DS was an early reader - one day he could just do it. He wasn't hot-housed or anything, we just read a lot and he picked it up. He was a pretty fluent reader on starting school and was on white band books at the start of reception. He was pretty average at everything else, and frankly a little behind socially and physically (I expect reading developed at the expense of other skills, but it has evened out now). At the start of Y1 he was graded at 2a for reading. At the pre-Christmas Y2 parents evening he was still 2a. I asked about progress and was told he would be going to the junior library to get books, doing accelerated reading quiz program that the juniors do and generally that the school were "on it", but the teacher did express her opinion that once someone could read, they could read.

Week before half term I was chatting to TA about something else and mentioned that he has only had 3 books from junior library and hasn't managed to get a quiz done as there is always a problem with computer/wrong teacher/inconvenient for DS to go to juniors etc. TA checked a log book and I saw on the page that DS is still down as 2A. Next week we have parents evening, and I will check reading level with teacher, but shouldn't DS really have made some sort of progress since start of y1 (and possibly reception)?

What could I ask/suggest? I don't want to sound like a NC level nut, but I do feel that reading-wise DS has been abandonned by school while they deal with everyone else, and the apparently unchanging NC level seems to reflect this. I am grateful that he can read, and especially that he absolutely loves reading and constantly has his nose in a book. We have a lot of books at home, and visit the library twice a week. He understands what he has read, and can spot and discuss metaphors and themes in poems. What else should he be doing at home or school? I would prefer work at school and pleasure at home...

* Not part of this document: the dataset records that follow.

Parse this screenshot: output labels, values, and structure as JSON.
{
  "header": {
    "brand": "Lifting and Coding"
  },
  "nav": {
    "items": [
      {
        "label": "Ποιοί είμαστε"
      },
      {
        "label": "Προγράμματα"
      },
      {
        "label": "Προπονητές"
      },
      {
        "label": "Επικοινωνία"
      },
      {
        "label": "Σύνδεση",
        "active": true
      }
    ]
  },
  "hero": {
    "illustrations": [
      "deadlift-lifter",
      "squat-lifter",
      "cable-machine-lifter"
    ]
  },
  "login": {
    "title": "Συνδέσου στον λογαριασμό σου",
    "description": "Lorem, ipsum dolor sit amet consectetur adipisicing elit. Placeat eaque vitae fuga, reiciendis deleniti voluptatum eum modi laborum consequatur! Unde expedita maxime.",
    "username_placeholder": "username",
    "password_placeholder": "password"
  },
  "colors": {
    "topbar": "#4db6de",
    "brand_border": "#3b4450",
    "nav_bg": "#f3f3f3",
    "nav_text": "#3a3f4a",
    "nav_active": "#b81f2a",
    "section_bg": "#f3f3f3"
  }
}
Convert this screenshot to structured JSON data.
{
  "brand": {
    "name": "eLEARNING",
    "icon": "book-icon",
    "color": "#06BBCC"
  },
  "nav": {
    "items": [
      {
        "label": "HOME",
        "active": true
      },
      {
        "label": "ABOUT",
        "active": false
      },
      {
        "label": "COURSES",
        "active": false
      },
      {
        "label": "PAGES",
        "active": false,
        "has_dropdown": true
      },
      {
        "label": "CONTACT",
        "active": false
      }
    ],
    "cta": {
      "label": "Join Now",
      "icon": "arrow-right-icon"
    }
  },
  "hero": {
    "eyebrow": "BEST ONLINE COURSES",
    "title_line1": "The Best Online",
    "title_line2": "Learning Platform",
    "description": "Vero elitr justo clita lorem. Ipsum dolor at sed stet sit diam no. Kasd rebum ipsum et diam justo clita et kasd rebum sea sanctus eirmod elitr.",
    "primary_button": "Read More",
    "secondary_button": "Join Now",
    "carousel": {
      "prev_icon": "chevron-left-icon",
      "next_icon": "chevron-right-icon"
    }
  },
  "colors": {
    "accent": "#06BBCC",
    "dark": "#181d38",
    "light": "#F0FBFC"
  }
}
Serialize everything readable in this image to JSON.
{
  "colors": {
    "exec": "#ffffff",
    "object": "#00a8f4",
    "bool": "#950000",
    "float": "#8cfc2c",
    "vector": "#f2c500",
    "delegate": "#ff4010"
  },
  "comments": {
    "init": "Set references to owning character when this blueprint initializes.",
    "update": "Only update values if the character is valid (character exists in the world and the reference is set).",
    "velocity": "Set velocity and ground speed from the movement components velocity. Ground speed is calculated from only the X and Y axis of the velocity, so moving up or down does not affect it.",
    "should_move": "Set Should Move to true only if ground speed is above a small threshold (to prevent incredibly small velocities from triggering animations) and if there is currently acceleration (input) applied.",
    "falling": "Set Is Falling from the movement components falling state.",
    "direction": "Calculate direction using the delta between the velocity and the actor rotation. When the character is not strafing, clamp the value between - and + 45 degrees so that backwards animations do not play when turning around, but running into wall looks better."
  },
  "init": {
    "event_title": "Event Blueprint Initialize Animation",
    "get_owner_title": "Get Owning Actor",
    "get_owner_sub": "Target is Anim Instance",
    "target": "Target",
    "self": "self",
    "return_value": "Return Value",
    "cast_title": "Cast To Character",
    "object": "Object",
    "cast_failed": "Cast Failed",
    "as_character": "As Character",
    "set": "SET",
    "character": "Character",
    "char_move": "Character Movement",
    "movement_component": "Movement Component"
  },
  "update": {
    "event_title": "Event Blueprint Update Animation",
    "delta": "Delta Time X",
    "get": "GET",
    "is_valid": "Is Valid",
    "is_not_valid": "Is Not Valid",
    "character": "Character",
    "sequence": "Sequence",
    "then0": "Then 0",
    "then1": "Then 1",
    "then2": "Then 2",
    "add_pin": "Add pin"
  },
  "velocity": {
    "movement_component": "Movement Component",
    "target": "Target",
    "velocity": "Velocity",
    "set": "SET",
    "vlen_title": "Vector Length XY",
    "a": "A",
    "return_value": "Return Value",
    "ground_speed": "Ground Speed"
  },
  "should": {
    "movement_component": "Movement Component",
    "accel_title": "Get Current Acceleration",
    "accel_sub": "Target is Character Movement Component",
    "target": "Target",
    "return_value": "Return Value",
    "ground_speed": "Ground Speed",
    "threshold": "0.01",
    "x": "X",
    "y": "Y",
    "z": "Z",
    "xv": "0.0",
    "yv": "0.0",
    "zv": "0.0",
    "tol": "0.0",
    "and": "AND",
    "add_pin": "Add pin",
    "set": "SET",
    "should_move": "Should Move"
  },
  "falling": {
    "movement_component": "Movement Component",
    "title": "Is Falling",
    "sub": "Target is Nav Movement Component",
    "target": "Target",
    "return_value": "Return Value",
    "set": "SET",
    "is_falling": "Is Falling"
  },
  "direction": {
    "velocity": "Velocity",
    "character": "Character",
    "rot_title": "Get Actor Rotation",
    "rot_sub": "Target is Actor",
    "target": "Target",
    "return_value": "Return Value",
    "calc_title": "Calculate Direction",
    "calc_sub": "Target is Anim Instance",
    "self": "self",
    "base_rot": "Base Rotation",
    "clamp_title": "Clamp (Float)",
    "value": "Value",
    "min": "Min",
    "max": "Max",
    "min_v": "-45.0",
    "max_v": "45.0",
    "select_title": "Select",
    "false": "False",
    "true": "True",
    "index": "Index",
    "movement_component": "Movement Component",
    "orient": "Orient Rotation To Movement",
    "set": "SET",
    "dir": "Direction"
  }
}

DoneWithStruggling Thu 27-Feb-14 19:34:16

Soz for epic ramble...

columngollum Thu 27-Feb-14 19:40:31

Ask the teacher what she thinks he needs to improve on. If she says comprehension and expression (the standard how long is a piece of string replies) then just take the answers with a pinch of salt.

But if she gives some specific tasks and associated reasons then fine. If not, carry on as you are.

DoneWithStruggling Thu 27-Feb-14 19:56:30

columngollum Thanks. I did ask this at last parents evening when I first discovered he had been at same level for at least a year, but her response was that he was fine and "once someone can read, they can read". But obviously he has another 11 years of school and they must have something planned, no? He is clearly not ready for A-levels!

I'm not after grade increases for their own sake, but he's the least enthusiastic about school out of our 3 DC's and it does seem that his reading ability is squandered at school rather than developed. Is there anything I can suggest or enquire after at school? Or should I get on my high horse that the current junior library/accelerated reading quiz plan is not being implemented?

IdRatherPlayHereWithAllTheMadM Thu 27-Feb-14 20:03:38

column why do you think teachers use expression and comprehension to bat parents off

columngollum Thu 27-Feb-14 21:06:40

Because some parents are damned sure that their children can accurately rewrite the story in a different language... and are still being sited comprehension difficulties.

On the other hand not all comprehension difficulties are made up.

Expression is in the eye of the beholder. Knowing what it is and when to use it is one thing. Being satisfied with someone else's use of expression is quite another. Nobody is as good at reading with expression as I am. You're welcome to come round for a demonstration, if you like...

simpson Thu 27-Feb-14 21:15:13

I would ask for him to be re-assessed tbh. I would not be hugely happy with this progress. Also check what he needs to work on. I don't hugely agree with the comment "once they can read" as even adults learn from books they read.

DD is now in yr1 and also started yr1 on a 2A and she seems to be progressing nicely although there was a point where she hated her school books and wouldn't read them (so they were ignored) but that is all sorted now.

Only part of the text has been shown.